Punk architects of the early '90s riot grrrl movement, Bikini Kill has disbanded after more than seven years and various EPs, singles and albums.
Since the band's formation in 1990, its aggressive political punk inspired a new generation of women rockers like Sleater-Kinney, the Northwest's new answer to feminist punk and likely successor to Bikini Kill. Although they stayed loyal to the independent label Kill Rock Stars, the Olympia, Wash., natives attracted major media hype with no-holds-barred lyrics and live shows.
Founding members Kathleen Hanna (vocals), Kathi Wilcox (bass), Tobi Vail (drums) and Billy Boredom (guitar) began drifting into other projects and reportedly called it quits one month ago, Kill Rock Stars spokeswoman Maggie Vail told JAMTV on Tuesday.
"It's been seven years, and I think they just decided it was time to move on," Vail said. "Bikini Kill wasn't that active, but their presence was really influential in the music world."
Forging east, Hanna and Wilcox left their West Coast cohorts behind in favor of new musical projects and identities. Hanna -- a former stripper -- plans to release an album of solo material under the pseudonym Julie Ruin this September for Kill Rock Stars, which will also release a nine-song compilation of Bikini Kill EP tracks called The Singles in June.
Although Wilcox has shipped out for Washington, D.C., she still plans to record and perform with Vail and Boredom in their side project band, The Frumpees, Vail said.

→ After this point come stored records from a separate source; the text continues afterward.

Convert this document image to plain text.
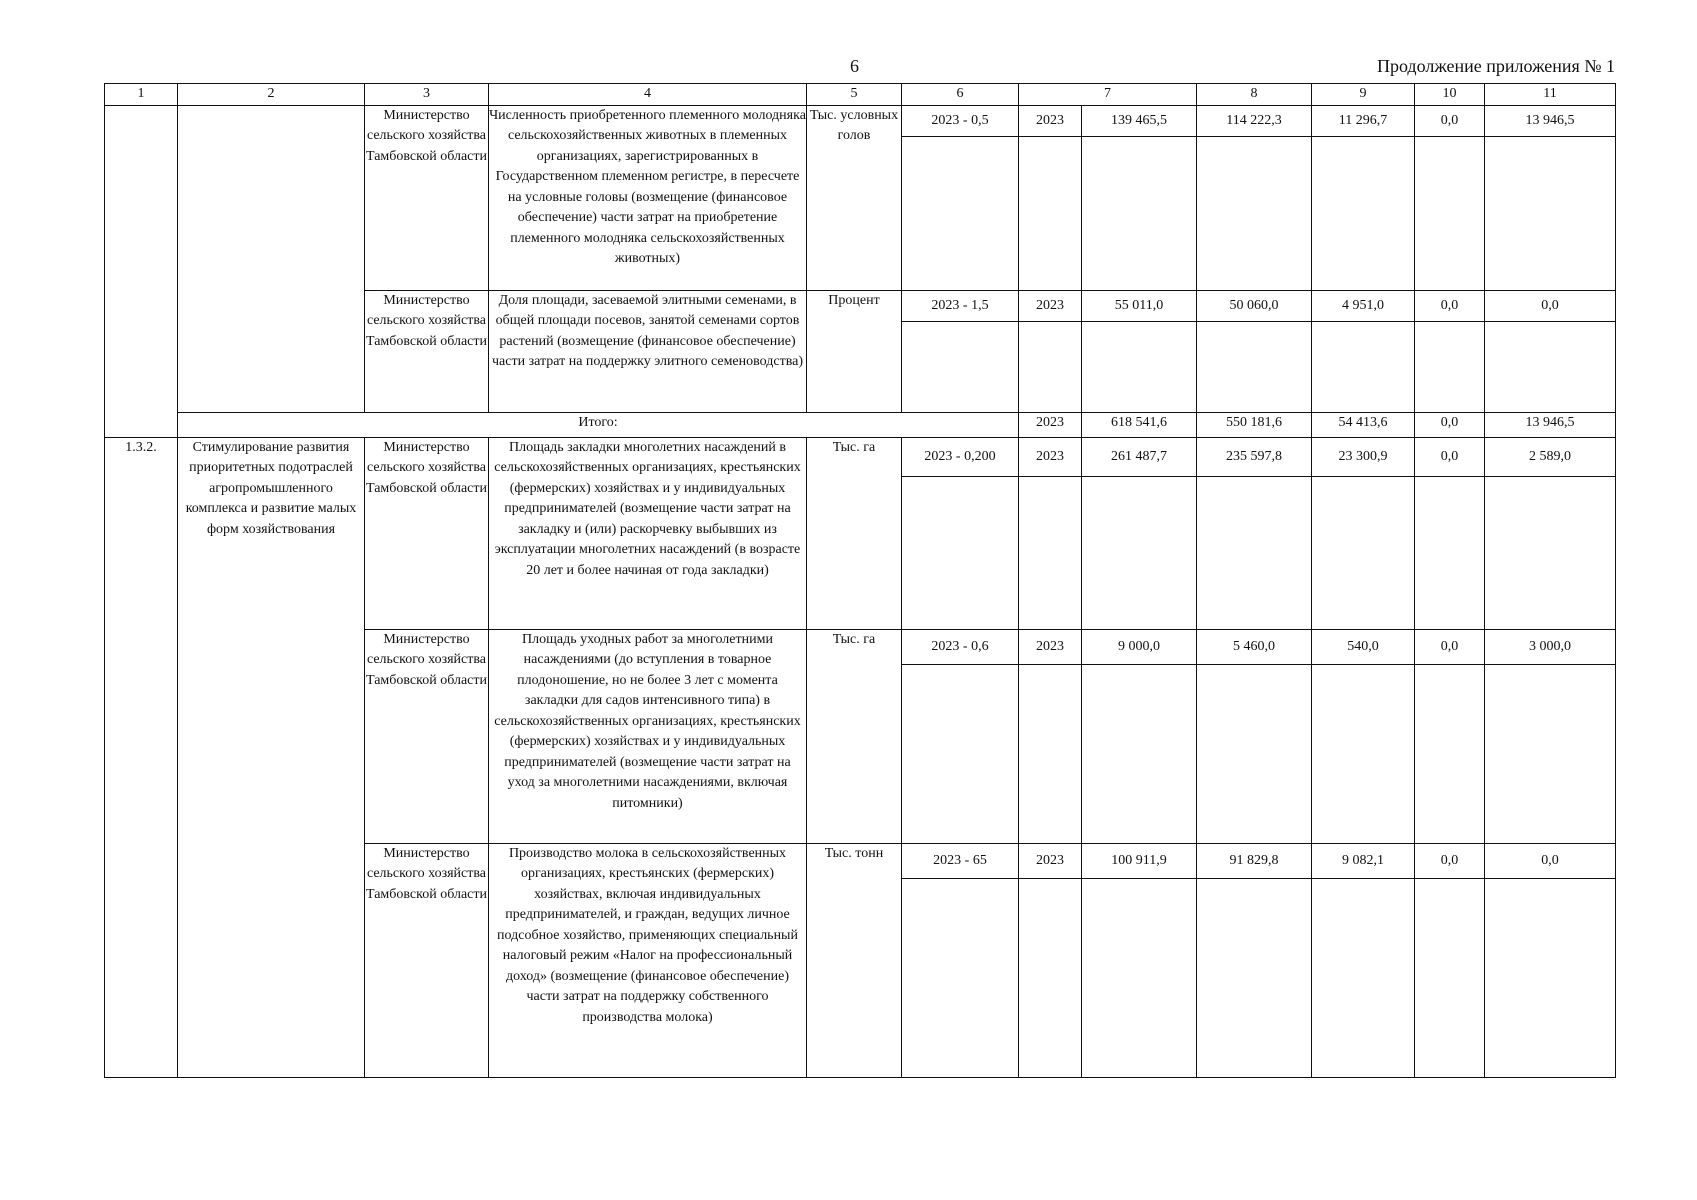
6	Продолжение приложения № 1
1	2	3	4	5	6	7		8	9	10	11
		Министерство сельского хозяйства Тамбовской области	Численность приобретенного племенного молодняка сельскохозяйственных животных в племенных организациях, зарегистрированных в Государственном племенном регистре, в пересчете на условные головы (возмещение (финансовое обеспечение) части затрат на приобретение племенного молодняка сельскохозяйственных животных)	Тыс. условных голов	2023 - 0,5	2023	139 465,5	114 222,3	11 296,7	0,0	13 946,5

		Министерство сельского хозяйства Тамбовской области	Доля площади, засеваемой элитными семенами, в общей площади посевов, занятой семенами сортов растений (возмещение (финансовое обеспечение) части затрат на поддержку элитного семеноводства)	Процент	2023 - 1,5	2023	55 011,0	50 060,0	4 951,0	0,0	0,0

	Итого:					2023	618 541,6	550 181,6	54 413,6	0,0	13 946,5
1.3.2.	Стимулирование развития приоритетных подотраслей агропромышленного комплекса и развитие малых форм хозяйствования	Министерство сельского хозяйства Тамбовской области	Площадь закладки многолетних насаждений в сельскохозяйственных организациях, крестьянских (фермерских) хозяйствах и у индивидуальных предпринимателей (возмещение части затрат на закладку и (или) раскорчевку выбывших из эксплуатации многолетних насаждений (в возрасте 20 лет и более начиная от года закладки)	Тыс. га	2023 - 0,200	2023	261 487,7	235 597,8	23 300,9	0,0	2 589,0

		Министерство сельского хозяйства Тамбовской области	Площадь уходных работ за многолетними насаждениями (до вступления в товарное плодоношение, но не более 3 лет с момента закладки для садов интенсивного типа) в сельскохозяйственных организациях, крестьянских (фермерских) хозяйствах и у индивидуальных предпринимателей (возмещение части затрат на уход за многолетними насаждениями, включая питомники)	Тыс. га	2023 - 0,6	2023	9 000,0	5 460,0	540,0	0,0	3 000,0

		Министерство сельского хозяйства Тамбовской области	Производство молока в сельскохозяйственных организациях, крестьянских (фермерских) хозяйствах, включая индивидуальных предпринимателей, и граждан, ведущих личное подсобное хозяйство, применяющих специальный налоговый режим «Налог на профессиональный доход» (возмещение (финансовое обеспечение) части затрат на поддержку собственного производства молока)	Тыс. тонн	2023 - 65	2023	100 911,9	91 829,8	9 082,1	0,0	0,0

The call for "Revolution Girl Style Now" first rang out in 1990, when Evergreen College students Hanna, Wilcox and Vail united to publish a feminist magazine, coincidentally titled Bikini Kill. The medium failed, but the message did not. After enlisting Boredom -- born William Karren -- the incendiary quartet began attracting a loyal female crowd who could mosh freely and often take the microphone during live shows to discuss sexism and abuse.
In 1992, Fugazi's Ian Mackaye produced the band's debut self-titled EP, which included the punk-rock anthem "Suck My Left One." That collection was followed by a 12-inch titled Yeah, Yeah, Yeah, an EP produced by female rock pioneer Joan Jett and two full-length albums, which catapulted the band into international media with its infectious riot grrrl philosophy.